Director of Public Prosecutions v Channel 9 South Australia P/L (No 2)

Case

[2007] SADC 29

21 March 2007


DISTRICT COURT OF SOUTH AUSTRALIA

(Civil)

DIRECTOR OF PUBLIC PROSECUTIONS v CHANNEL 9 SOUTH AUSTRALIA P/L (NO 2)

[2007] SADC 29

Reasons for Penalty Delivered by His Honour Judge Robertson

21 March 2007

PROCEDURE - CONTEMPT, ATTACHMENT AND SEQUESTRATION - POWER OF COURT TO PUNISH FOR CONTEMPT

Contempt of Court - breach of a suppression order - broadcast facial images suppressed from publication - not deliberate - no system in place to check Suppression Order Register - responsibility to check Register - publication not cause specific lasting harm - fine of $1,500.

Evidence Act 1929 s 70; District Court Act 1991 s 48; District Court Rules 1992 r 93, referred to.
Zappia v Registrar of the Supreme Court (2004) 90 SASR 215; Registrar of the Supreme Court v The Advertiser (unreported) Supreme Court SA Judgment Number S5616, Bollen J, 17 May 1996; Director of Public Prosecutions v Francis & Anor (No 2) (2006) SASC 261; Registrar of the Supreme Court v Nationwide News Ltd & Others (2004) 89 SASR 113, applied.
Registrar of the Supreme Court v Channel 9 SA Pty Ltd (2001) 212 LSJS 90, discussed.

DIRECTOR OF PUBLIC PROSECUTIONS v CHANNEL 9 SOUTH AUSTRALIA P/L (NO 2)
[2007] SADC 29

Judge Robertson
Civil

  1. Channel 9 South Australia Pty Ltd (“Channel 9”) has pleaded guilty to the charge of Contempt Of Court.  It is now necessary to determine the penalty for such contempt.

  2. The contempt occurred as a result of the broadcast of the facial images of two children, in breach of a Suppression Order made in this Court on 22 November 2002.  On that day, His Honour Judge Lunn made the following order:

    Pursuant to s69A(1)(B)(3) Evidence Act 1929 the names and faces of (names of children excluded) be suppressed from publication until further order.

  3. Mr Rose was tried in the District Court and was found guilty by a Jury of Unlawful Wounding on 11 February 2004.

  4. The Suppression Order arose from the prosecution of Norman John Rose in the District Court.  The Suppression Order was made following an application by Mr Rose personally.  The application was made after Mr Rose had been committed for Trial by a Magistrate and before the Director of Public Prosecutions (“DPP”) had filed an Information in the District Court.  There was no representative of Channel 9 in the Court at the time the application was made.

  5. On 19 March 2004, His Honour Judge Rice sentenced Mr Rose.  On that same day, Channel 9 broadcast a story during the course of its evening news program concerning the sentencing of Mr Rose.  In the course of that broadcast, the facial images of the two children, the subject of the Suppression Order, were shown.

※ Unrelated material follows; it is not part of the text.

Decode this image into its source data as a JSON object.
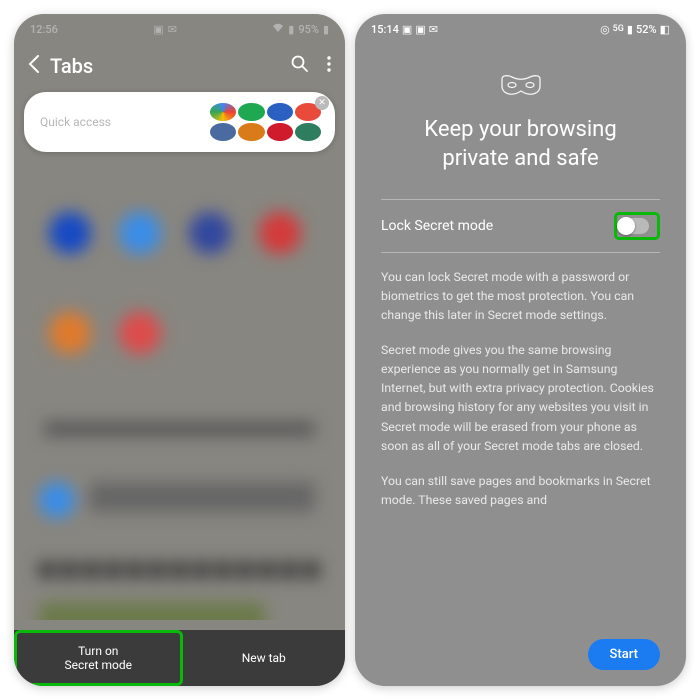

  6. At the time of the broadcast, details of the Suppression Order were contained in the Suppression Order Register and Index (“Register”), which is a public register held by the Office of the Sheriff of South Australia.  Details of the Suppression Order were entered in the Register on 25 March 2004.  The Register is available for perusal by members of the public.

  7. Prior to submitting the story for broadcast on Channel 9’s evening news program, the Reporter did not check the Register to determine whether there was a Suppression Order relevant to the prosecution of Mr Rose.  Indeed, the Reporter was not aware of the Suppression Order prohibiting the names and faces of the two children, nor was any other employee of Channel 9.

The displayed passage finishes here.